We demonstrate unprecedented accuracy for rapid gravitational wave parameter estimation with deep learning. Using neural networks as surrogates for Bayesian posterior distributions, we analyze eight gravitational wave events from the first LIGO-Virgo Gravitational-Wave Transient Catalog and find very close quantitative agreement with standard inference codes, but with inference times reduced from $O(\mathrm{day})$ to 20 s per event. Our networks are trained using simulated data, including an estimate of the detector noise characteristics near the event. This encodes the signal and noise models within millions of neural-network parameters and enables inference for any observed data consistent with the training distribution, accounting for noise nonstationarity from event to event.

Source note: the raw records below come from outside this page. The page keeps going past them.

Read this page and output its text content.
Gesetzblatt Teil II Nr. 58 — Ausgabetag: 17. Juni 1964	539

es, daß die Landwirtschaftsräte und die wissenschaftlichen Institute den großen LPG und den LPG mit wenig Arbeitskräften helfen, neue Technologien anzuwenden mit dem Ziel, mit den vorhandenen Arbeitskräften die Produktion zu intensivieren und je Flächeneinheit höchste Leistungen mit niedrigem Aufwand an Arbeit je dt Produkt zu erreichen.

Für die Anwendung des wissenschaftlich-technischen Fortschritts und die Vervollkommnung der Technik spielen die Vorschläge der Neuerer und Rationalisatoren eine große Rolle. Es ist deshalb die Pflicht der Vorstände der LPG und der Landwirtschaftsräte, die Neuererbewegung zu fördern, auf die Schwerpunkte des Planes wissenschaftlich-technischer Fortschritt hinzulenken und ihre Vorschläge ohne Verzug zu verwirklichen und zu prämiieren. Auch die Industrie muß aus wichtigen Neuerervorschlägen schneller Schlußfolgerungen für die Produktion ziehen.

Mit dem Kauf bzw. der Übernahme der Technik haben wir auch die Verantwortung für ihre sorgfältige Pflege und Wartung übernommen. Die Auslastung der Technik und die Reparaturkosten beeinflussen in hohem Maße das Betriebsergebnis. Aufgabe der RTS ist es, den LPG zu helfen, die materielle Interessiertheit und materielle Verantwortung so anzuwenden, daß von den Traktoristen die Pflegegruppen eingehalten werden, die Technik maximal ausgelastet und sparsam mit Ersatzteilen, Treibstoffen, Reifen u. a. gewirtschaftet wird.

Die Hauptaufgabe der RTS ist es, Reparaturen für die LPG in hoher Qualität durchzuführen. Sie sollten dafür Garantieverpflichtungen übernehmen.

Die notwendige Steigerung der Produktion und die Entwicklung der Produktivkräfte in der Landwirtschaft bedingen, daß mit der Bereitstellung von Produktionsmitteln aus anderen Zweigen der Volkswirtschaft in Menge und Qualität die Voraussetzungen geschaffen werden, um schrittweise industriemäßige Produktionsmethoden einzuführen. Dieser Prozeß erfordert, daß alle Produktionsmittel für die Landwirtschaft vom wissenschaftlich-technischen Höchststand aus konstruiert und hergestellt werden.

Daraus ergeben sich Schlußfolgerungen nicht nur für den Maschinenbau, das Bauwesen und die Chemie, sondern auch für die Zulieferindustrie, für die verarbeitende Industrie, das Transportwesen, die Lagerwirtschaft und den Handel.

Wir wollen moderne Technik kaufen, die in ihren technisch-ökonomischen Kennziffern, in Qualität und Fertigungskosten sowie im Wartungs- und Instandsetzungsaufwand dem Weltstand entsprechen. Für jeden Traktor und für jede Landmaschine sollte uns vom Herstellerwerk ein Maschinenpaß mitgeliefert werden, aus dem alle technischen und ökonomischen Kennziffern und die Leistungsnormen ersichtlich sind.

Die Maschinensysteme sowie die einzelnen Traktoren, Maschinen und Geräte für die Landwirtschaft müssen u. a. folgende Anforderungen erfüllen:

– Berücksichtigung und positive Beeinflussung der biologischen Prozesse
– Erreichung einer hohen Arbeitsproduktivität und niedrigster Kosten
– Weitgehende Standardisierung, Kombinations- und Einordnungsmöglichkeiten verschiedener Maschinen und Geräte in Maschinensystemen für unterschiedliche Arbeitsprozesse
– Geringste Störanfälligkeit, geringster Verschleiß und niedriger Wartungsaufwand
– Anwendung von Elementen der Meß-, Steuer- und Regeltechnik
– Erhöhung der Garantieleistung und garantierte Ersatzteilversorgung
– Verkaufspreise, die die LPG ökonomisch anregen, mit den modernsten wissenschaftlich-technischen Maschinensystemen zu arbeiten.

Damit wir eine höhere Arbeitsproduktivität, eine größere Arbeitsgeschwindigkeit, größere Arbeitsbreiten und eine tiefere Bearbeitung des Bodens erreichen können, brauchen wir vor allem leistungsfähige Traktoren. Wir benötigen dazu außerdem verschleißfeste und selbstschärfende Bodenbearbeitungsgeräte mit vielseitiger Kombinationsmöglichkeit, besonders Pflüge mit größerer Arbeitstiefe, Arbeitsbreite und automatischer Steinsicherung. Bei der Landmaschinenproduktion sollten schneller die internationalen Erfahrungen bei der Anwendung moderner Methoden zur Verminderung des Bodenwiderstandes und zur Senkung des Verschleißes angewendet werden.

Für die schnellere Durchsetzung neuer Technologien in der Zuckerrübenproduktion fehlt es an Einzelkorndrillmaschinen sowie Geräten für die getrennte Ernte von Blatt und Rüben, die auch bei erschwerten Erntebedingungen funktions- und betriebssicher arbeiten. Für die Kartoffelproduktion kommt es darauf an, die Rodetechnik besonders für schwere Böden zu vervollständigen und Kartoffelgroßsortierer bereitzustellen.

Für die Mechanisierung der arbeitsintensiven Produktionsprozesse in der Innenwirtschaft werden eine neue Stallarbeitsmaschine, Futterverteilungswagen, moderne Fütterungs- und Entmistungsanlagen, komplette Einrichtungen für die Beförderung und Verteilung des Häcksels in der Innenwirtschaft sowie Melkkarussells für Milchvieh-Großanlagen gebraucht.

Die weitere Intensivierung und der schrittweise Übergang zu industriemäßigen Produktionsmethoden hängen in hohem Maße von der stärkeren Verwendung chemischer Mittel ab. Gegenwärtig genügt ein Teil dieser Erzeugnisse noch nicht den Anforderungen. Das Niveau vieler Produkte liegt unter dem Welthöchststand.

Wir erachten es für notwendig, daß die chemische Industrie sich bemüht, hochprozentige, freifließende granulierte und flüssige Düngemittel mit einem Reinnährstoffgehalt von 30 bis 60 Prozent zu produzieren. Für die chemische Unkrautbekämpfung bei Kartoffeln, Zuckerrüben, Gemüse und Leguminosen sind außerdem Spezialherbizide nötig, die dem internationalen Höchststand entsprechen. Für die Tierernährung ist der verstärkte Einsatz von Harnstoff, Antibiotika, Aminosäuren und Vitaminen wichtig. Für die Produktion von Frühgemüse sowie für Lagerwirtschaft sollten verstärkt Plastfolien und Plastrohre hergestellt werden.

Our algorithm—called “DINGO”—sets a new standard in fast and accurate inference of physical parameters of detected gravitational wave events, which should enable real-time data analysis without sacrificing accuracy.

Figure 1

DINGO flow chart. The posterior distribution is represented in terms of an invertible normalizing flow (orange), taking normally distributed random variables $u$ into posterior samples $\theta$. The flow itself depends on a (compressed) representation of the noise properties $S_n$ and the data $d$, as well as an estimate ${\tau }_I$ of the coalescence time in each detector $I$. The data are time shifted by ${\tau }_I$ to simplify the representation. For inference, the iterative GNPE algorithm is used to provide an estimate of ${\tau }_I$, as described in the main text.

Figure 2

$P–P$ plot for 1000 injections. The legend shows the $p$ values of the individual parameters, with a combined $p$ value of 0.46.

Figure 3

Comparison of (a) detector-frame component mass and (b) sky position posteriors from DINGO (colored) and lalinference (gray) for eight GWTC-1 events. 90% credible regions shown.

Figure 4

JSDs between DINGO and lalinference marginalized posteriors, averaged over 100 realizations. The mean JSD across all events and parameters is 0.0009 nat.